Upregulation of ISG15 induced by MAPT/tau accumulation represses autophagic flux by inhibiting HDAC6 activity: a vicious cycle in Alzheimer disease

Qian Liu; Xin Wang; Zhi-Ting Fang; Jun-Ning Zhao; Xue-Xiang Rui; Bing-Ge Zhang; Ye He; Rui-Juan Liu; Jian Chen; Gao-Shang Chai; Gong-Ping Liu

doi:10.1080/15548627.2024.2431472

Upregulation of ISG15 induced by MAPT/tau accumulation represses autophagic flux by inhibiting HDAC6 activity: a vicious cycle in Alzheimer disease

Autophagy. 2024 Dec 24:1-20. doi: 10.1080/15548627.2024.2431472. Online ahead of print.

Authors

Qian Liu^{1

2}, Xin Wang³, Zhi-Ting Fang¹, Jun-Ning Zhao¹, Xue-Xiang Rui¹, Bing-Ge Zhang¹, Ye He¹, Rui-Juan Liu¹, Jian Chen⁴, Gao-Shang Chai⁵, Gong-Ping Liu^{1

2

6}

Affiliations

¹ Department of Pathophysiology, School of Basic Medicine, Key Laboratory of Education Ministry of China/Hubei Province for Neurological Disorders, Tongji Medical College, Huazhong University of Science and Technology, Wuhan, China.
² Co-innovation Center of Neuroregeneration, Nantong University, Nantong, Jiangsu, China.
³ Department of Dermatology, Union Hospital, Tongji Medical College, Huazhong University of Science and Technology, Wuhan, China.
⁴ Department of Cardiology, Union Hospital, Tongji Medical College, Huazhong University of Science and Technology, Wuhan, China.
⁵ MOE Medical Basic Research Innovation Center for Gut Microbiota and Chronic Diseases, Department of Fundamental Medicine, Wuxi School of Medicine, Jiangnan University, Wuxi, Jiangsu, China.
⁶ Key Laboratory of Modern Toxicology of Shenzhen, Shenzhen Medical Key Subject of Modern Toxicology, Shenzhen Center for Disease Control and Prevention, Shenzhen, China.

PMID: 39635882
DOI: 10.1080/15548627.2024.2431472

Abstract

Alzheimer disease (AD), a prevalent neurodegenerative condition in the elderly, is marked by a deficit in macroautophagy/autophagy, leading to intracellular MAPT/tau accumulation.

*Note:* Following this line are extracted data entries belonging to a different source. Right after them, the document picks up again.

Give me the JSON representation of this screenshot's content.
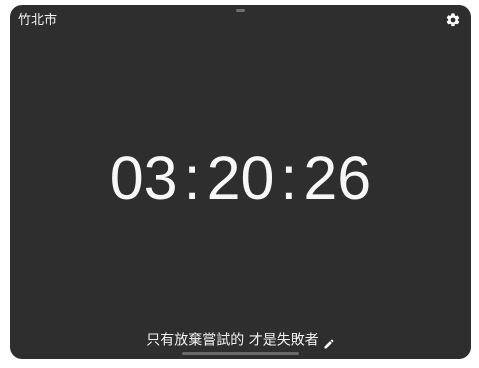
{
  "location": "竹北市",
  "clock": {
    "hours": "03",
    "minutes": "20",
    "seconds": "26",
    "separator": ":"
  },
  "quote": "只有放棄嘗試的 才是失敗者",
  "icons": {
    "settings": "gear-icon",
    "edit": "pencil-icon"
  },
  "colors": {
    "background": "#2e2e2e",
    "text": "#ffffff"
  }
}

While ISG15 (ISG15 ubiquitin like modifier) has been identified as a regulator of selective autophagy in ataxia telangiectasia (A-T), its role in AD remains unexplored. Our study reveals elevated ISG15 levels in the brains of patients with sporadic AD and AD models in vivo and in vitro. ISG15 overexpression in cells and the hippocampus inhibited HDAC6 (histone deacetylase 6) activity through C-terminal LRLRGG binding to HDAC6. Consequently, this increased CTTN (cortactin) acetylation, disrupted CTTN and F-actin recruitment to lysosomes, and impaired autophagosome (AP)-lysosome (LY) fusion. These disruptions led to MAPT/tau accumulation, synaptic damage, neuronal loss, and cognitive deficits. Conversely, ISG15 knockdown in our HsMAPT (human MAPT) pathology model restored HDAC6 activity, promoted AP-LY fusion, and improved cognitive function. This study identifies ISG15 as a key regulator of autophagic flux in AD, suggesting that targeting ISG15-mediated autophagy could offer therapeutic potential for AD.Abbreviation: AAV: adeno-associated virus; AD: Alzheimer disease; ALP: autophagy-lysosomal pathway; ANOVA: analysis of variance; AP: autophagosome; BafA1: bafilomycin A₁; CHX: cycloheximide; CQ: chloroquine; CTTN: cortactin; FC: fear conditioning; GAPDH: glyceraldehyde-3-phosphate dehydrogenase; GRIN/NMDARs: N-methyl-D-aspartate glutamate ionotropic receptor NMDA types; HDAC6: histone deacetylase 6; HEK293: human embryonic kidney 293; HsMAPT: human MAPT; IF: immunofluorescence; IHC: immunohistochemistry; IP: immunoprecipitation; ISG15: ISG15 ubiquitin like modifier; LAMP1: lysosomal associated membrane protein 1; LY: lysosome; MAPT: microtubule associated protein tau; MAP1LC3/LC3: microtubule associated protein 1 light chain 3; MWM: Morris water maze; NOR: novel object recognition; SQSTM1/p62: sequestosome 1; ZnF UBP: zinc finger ubiquitin-binding protein.

Keywords: Alzheimer disease; ISG15; MAPT; autophagy; cognition.